Frankfurt must ban high-pollution older diesel vehicles from parts of the city from next February as part of a plan to improve air quality, the German administrative court ruled on Wednesday.
The decision by the court in Wiesbaden on a case brought by environmental group Deutsche Umwelthilfe (DUH) came after a landmark ruling by Germany’ top administrative court in February opened the door to inner-city bans.
The latest diesel vehicles manufactured in Germany will meet new emissions standards but the majority of diesel cars on German roads are older.
The latest diesel vehicles manufactured in Germany will meet new emissions standards but the majority of diesel cars on German roads are older
The court ruled that Frankfurt must launch a ban from next February of diesel cars that meet Euro-4 emission standards and older standards, and for petrol cars of Euro-1 and 2 standards, while Euro-5 diesels must be banned from next September.
“The driving ban is necessary because all other measures considered by the state will not lead to a significant reduction of nitrogen dioxide emissions in an appropriate time,” said judge Rolf Hartmann. “We need to understand that this is about a threat to our health.”
DUH has argued that banning diesels is the only way for Frankfurt to meet European Union clean air rules which stipulate that nitrogen dioxide pollution should not exceed 40 micrograms per cubic meter of air on average.
Pollution levels have regularly exceeded the limit since 2010, the court heard.
“The long years of Chancellor Angela Merkel’s support for mineral oil-based combustion engine cars and fossil heating systems are coming home to roost now,” Hans-Josef Fell, founder of the Berlin-headquartered Energy Watch Group told Impact4All.

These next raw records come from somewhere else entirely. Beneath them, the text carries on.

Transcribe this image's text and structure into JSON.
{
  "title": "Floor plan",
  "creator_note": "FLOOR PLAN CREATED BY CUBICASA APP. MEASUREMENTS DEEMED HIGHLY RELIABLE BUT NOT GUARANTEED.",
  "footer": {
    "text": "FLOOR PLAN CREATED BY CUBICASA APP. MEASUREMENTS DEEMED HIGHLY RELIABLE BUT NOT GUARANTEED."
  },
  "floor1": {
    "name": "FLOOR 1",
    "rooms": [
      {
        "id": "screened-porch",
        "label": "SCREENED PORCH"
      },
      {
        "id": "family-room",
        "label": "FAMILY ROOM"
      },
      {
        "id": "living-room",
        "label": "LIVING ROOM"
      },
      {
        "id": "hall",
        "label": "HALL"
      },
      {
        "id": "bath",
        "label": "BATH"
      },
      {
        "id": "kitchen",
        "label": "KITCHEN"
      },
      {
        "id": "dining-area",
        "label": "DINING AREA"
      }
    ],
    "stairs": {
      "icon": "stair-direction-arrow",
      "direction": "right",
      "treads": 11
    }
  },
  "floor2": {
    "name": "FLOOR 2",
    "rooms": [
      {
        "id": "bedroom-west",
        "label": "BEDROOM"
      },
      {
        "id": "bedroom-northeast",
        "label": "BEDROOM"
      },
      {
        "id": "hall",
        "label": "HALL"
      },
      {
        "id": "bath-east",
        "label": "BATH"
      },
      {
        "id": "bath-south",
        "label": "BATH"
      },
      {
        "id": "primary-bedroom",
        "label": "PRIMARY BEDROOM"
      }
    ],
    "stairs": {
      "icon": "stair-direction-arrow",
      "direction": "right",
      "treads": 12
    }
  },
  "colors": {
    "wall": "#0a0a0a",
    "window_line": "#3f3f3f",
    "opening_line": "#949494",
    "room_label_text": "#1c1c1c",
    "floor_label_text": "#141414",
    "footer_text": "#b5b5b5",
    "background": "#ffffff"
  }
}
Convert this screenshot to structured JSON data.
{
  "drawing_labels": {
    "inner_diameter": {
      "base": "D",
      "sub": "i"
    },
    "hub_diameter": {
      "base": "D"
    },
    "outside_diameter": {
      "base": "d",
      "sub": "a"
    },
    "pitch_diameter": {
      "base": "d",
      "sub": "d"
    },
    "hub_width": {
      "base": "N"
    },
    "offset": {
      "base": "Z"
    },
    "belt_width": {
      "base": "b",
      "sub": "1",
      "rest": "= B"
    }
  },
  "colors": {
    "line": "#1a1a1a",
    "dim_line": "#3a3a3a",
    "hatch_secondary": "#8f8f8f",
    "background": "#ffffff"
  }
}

Fell said: “A really successful strategy for clean air cannot be found while still permitting mineral oil based traffic. Software or hardware modification of diesel and gasoline cars cannot clean the air substantially and can also not contribute to carbon emission reduction.”
While Fell welcomed the court’s move, he warned that much more must be done to clean up Germany’s air.
Fell said: “The government must now force the car producers to bring very fast zero emission cars into the market. The best move would be to introduce an emission-free car quota, with fast increasing shares.
“Also necessary is a fast conversation in heating systems, to zero emission heating systems, like solar and wind power-fuelled heat pumps and direct solar heating systems, with seasonal geothermal heat storage.”
The city of Hamburg this year voluntarily blocked diesel models that fail to meet the latest Euro-6 emissions standards from using selected trunk roads. Other cities including Aachen, Duesseldorf and Stuttgart are also considering bans.
Which diesel cars are affected?
From 1 February 2019, diesel engines with Euro 4 engines will no longer be permitted in a zone to be defined. Euro 1 and Euro 2 petrol engines will also be affected. From 1 September, this will also apply to Euro 5 class diesel engines.
How many drivers are affected?
Unless diesel vehicles with Frankfurt license plates have a Euro 6 standard, they will not be allowed to drive through the city. This means only around 48 percent of diesel vehicles will be allowed to drive through the city in the future.
This affects around 73,770 vehicle owners with Euro 1 to 5 diesel cars, as figures from the Federal Motor Transport Authority in 2018 show. Around 42 percent of all registered cars in Frankfurt are diesel. Drivers who come to the city every day as commuters are not yet included.